Please Wait
7343
- Share
Wudhu memiliki syarat-syarat yang apabila tidak dijalankan maka wudhu menjadi batal.[1] Salah satu syarat wudhu adalah bahwa mukallaf sendiri yang membasuh wajah dan kedua tangan kemudian mengusap kepala dan kakinya.
Apabila terdapat seseorang yang mewudhukannya atau menolong supaya air sampai pada wajah dan kedua tangannya, mengusapkan kepala dan kedua kakinya maka wudhunya batal.
Disebutkan bahwa ungkapan-ungkapan para fakih berbeda-beda dalam masalah ini:
- Sebagian menyebutkan amalan-amalan langsung wudhu orang yang berwudhu dan mengatakan seseorang lain yang mengambilkan wudhu sedemikian sehingga orang-orang berkata (urf) amalan-amalan wudhu tidak disandarkan kepada orang yang berwudhu maka (dalam kondisi seperti ini) wudhunya batal.[2]
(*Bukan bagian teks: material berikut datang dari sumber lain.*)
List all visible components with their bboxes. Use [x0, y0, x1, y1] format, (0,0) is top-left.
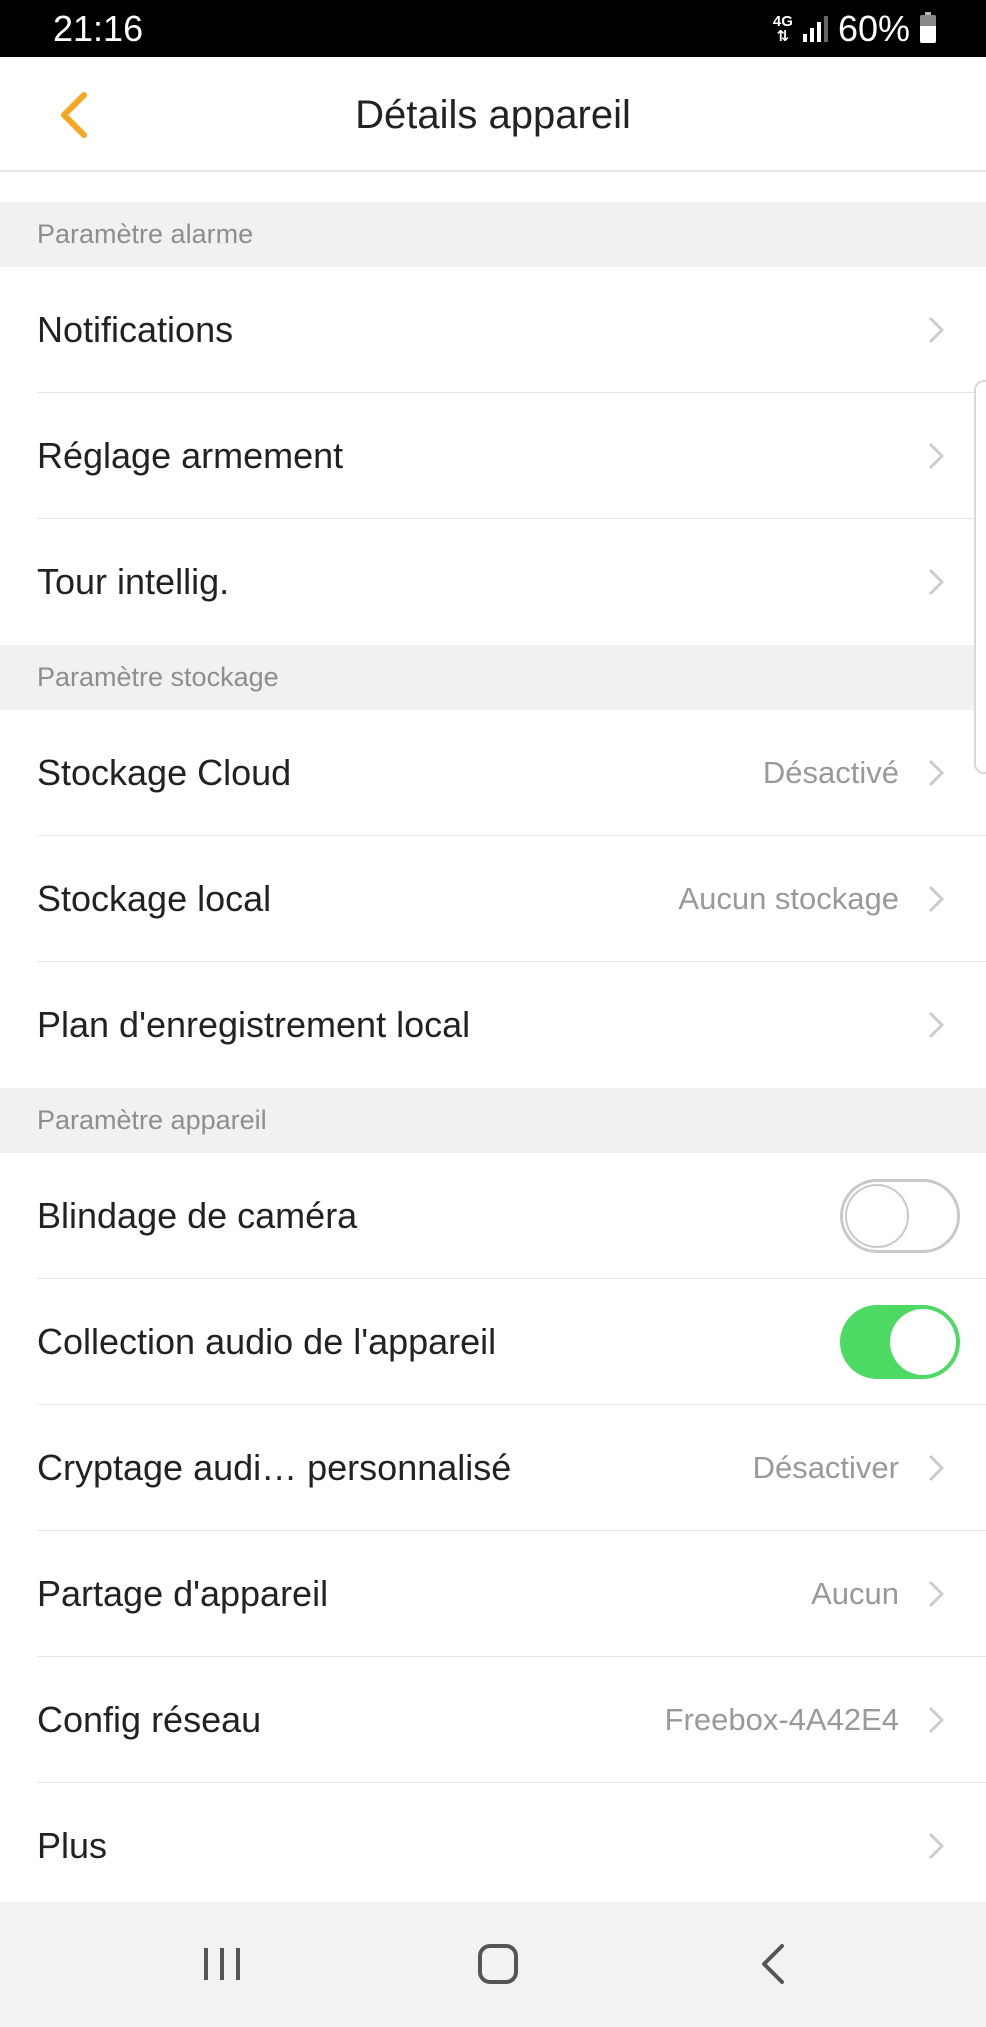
row-label: Plus	[37, 1825, 108, 1866]
row-notifications[interactable]: Notifications	[0, 267, 986, 393]
row-label: Notifications	[37, 309, 234, 350]
camera-shield-toggle[interactable]	[840, 1179, 960, 1253]
header-spacer	[0, 172, 986, 202]
row-value: Désactiver	[752, 1450, 899, 1485]
settings-list: Paramètre alarme Notifications Réglage a…	[0, 202, 986, 1909]
row-local-recording-plan[interactable]: Plan d'enregistrement local	[0, 962, 986, 1088]
status-bar: 21:16 4G ⇅ 60%	[0, 0, 986, 57]
row-value: Freebox-4A42E4	[664, 1702, 899, 1737]
row-smart-tour[interactable]: Tour intellig.	[0, 519, 986, 645]
back-icon	[762, 1944, 784, 1984]
status-time: 21:16	[53, 8, 144, 49]
chevron-right-icon	[928, 1011, 945, 1039]
chevron-right-icon	[928, 1832, 945, 1860]
row-cloud-storage[interactable]: Stockage Cloud Désactivé	[0, 710, 986, 836]
chevron-right-icon	[928, 568, 945, 596]
audio-collection-toggle[interactable]	[840, 1305, 960, 1379]
signal-icon	[802, 16, 828, 42]
row-value: Aucun	[811, 1576, 899, 1611]
system-nav-bar	[0, 1902, 986, 2027]
chevron-right-icon	[928, 759, 945, 787]
chevron-right-icon	[928, 316, 945, 344]
row-label: Blindage de caméra	[37, 1195, 358, 1236]
home-icon	[478, 1944, 518, 1984]
row-value: Aucun stockage	[678, 881, 899, 916]
system-back-button[interactable]	[734, 1932, 814, 1996]
row-value: Désactivé	[762, 755, 899, 790]
chevron-right-icon	[928, 442, 945, 470]
row-local-storage[interactable]: Stockage local Aucun stockage	[0, 836, 986, 962]
toggle-knob	[890, 1309, 956, 1375]
network-type: 4G ⇅	[772, 13, 793, 45]
recent-apps-icon	[204, 1948, 240, 1980]
section-header-storage: Paramètre stockage	[0, 645, 986, 710]
row-label: Stockage Cloud	[37, 752, 292, 793]
row-audio-collection: Collection audio de l'appareil	[0, 1279, 986, 1405]
row-device-sharing[interactable]: Partage d'appareil Aucun	[0, 1531, 986, 1657]
edge-panel-handle[interactable]	[974, 380, 986, 774]
toggle-knob	[845, 1184, 909, 1248]
row-label: Tour intellig.	[37, 561, 230, 602]
chevron-right-icon	[928, 1706, 945, 1734]
row-arming-settings[interactable]: Réglage armement	[0, 393, 986, 519]
row-label: Collection audio de l'appareil	[37, 1321, 497, 1362]
row-label: Cryptage audi… personnalisé	[37, 1447, 512, 1488]
chevron-right-icon	[928, 1580, 945, 1608]
row-label: Partage d'appareil	[37, 1573, 329, 1614]
row-label: Stockage local	[37, 878, 272, 919]
chevron-right-icon	[928, 885, 945, 913]
status-icons: 4G ⇅ 60%	[773, 8, 936, 50]
chevron-right-icon	[928, 1454, 945, 1482]
row-label: Réglage armement	[37, 435, 344, 476]
row-more[interactable]: Plus	[0, 1783, 986, 1909]
row-network-config[interactable]: Config réseau Freebox-4A42E4	[0, 1657, 986, 1783]
row-audio-encryption[interactable]: Cryptage audi… personnalisé Désactiver	[0, 1405, 986, 1531]
battery-percentage: 60%	[837, 8, 910, 49]
battery-icon	[920, 12, 936, 43]
section-header-alarm: Paramètre alarme	[0, 202, 986, 267]
row-camera-shield: Blindage de caméra	[0, 1153, 986, 1279]
page-title: Détails appareil	[355, 93, 631, 137]
section-header-device: Paramètre appareil	[0, 1088, 986, 1153]
row-label: Config réseau	[37, 1699, 262, 1740]
data-arrows-icon: ⇅	[776, 28, 790, 45]
row-label: Plan d'enregistrement local	[37, 1004, 471, 1045]
home-button[interactable]	[458, 1932, 538, 1996]
recent-apps-button[interactable]	[182, 1932, 262, 1996]
app-header: Détails appareil	[0, 57, 986, 172]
- Sebagian berkata, makruh hukumnya menolong dalam melakukan persiapan-persiapan wudhu. Apabila seseorang menyiramkan air ke tangan seseorang yang berwudhu dan ia berwudhu dengan air tersebut maka wudhunya tidak batal.[3]
- Sebagian fakih memandang niat orang yang berwudhu sebagai kriteria; Dalam menjawab persoalan seperti ini disebutkan bahwa:
Pertanyaan: Apabila seseorang menyiramkan air dari sebuah bejana atau cerek sehingga ia berwudhu, apakah wudhu orang tersebut sahih?
Jawaban: Tidak ada masalah apabila orang yang menyiramkan tidak berniat mewudhukan orang yang berwudhu.[4]
Di antara sekumpulan fatwa yang telah dijelaskan dapat ditarik kesimpulan bahwa apa yang tidak dibenarkan dalam wudhu adalah bahwa sedemikian orang lain membantu sehingga amalan-amalan wudhu disandarkan kepadanya. Namun tidak ada masalah apabila ia sekedar membantu mempersiapkan meski dengan menyiramkan air ke tangannya, dan orang yang berwudhu sendiri yang menyiramkan air itu ke wajahnya. [iQuest]
[1]. Sayid Ruhullah Musawi Khomeini, Taudhih al-Masâil (al-Muhassyâ), jil. 1, hal. 174, Daftar Intisyarat-e Islami, Qum, 1424 H.
[2]. Sayid Abul Qasim Khui, Minhâj al-Shâlihin, jil. 1, hal. 38, Nasyr Madinat al-‘Ilm, Qum, 1410 H.
[3]. Taudhih al-Masâil (al-Muhassyâ), jil. 1, hal. 174; Jawad Tabrizi, Istifta’at Jadid, jil. 1, hal. 45, Tanpa Tahun, Qum.
[4]. Muhammad Fadhil Langkarani, Jâmi’ al-Masâil, jil. 1, hal. 52, Intisyarat-e Amir Qalam, Tanpa Tahun, Qum.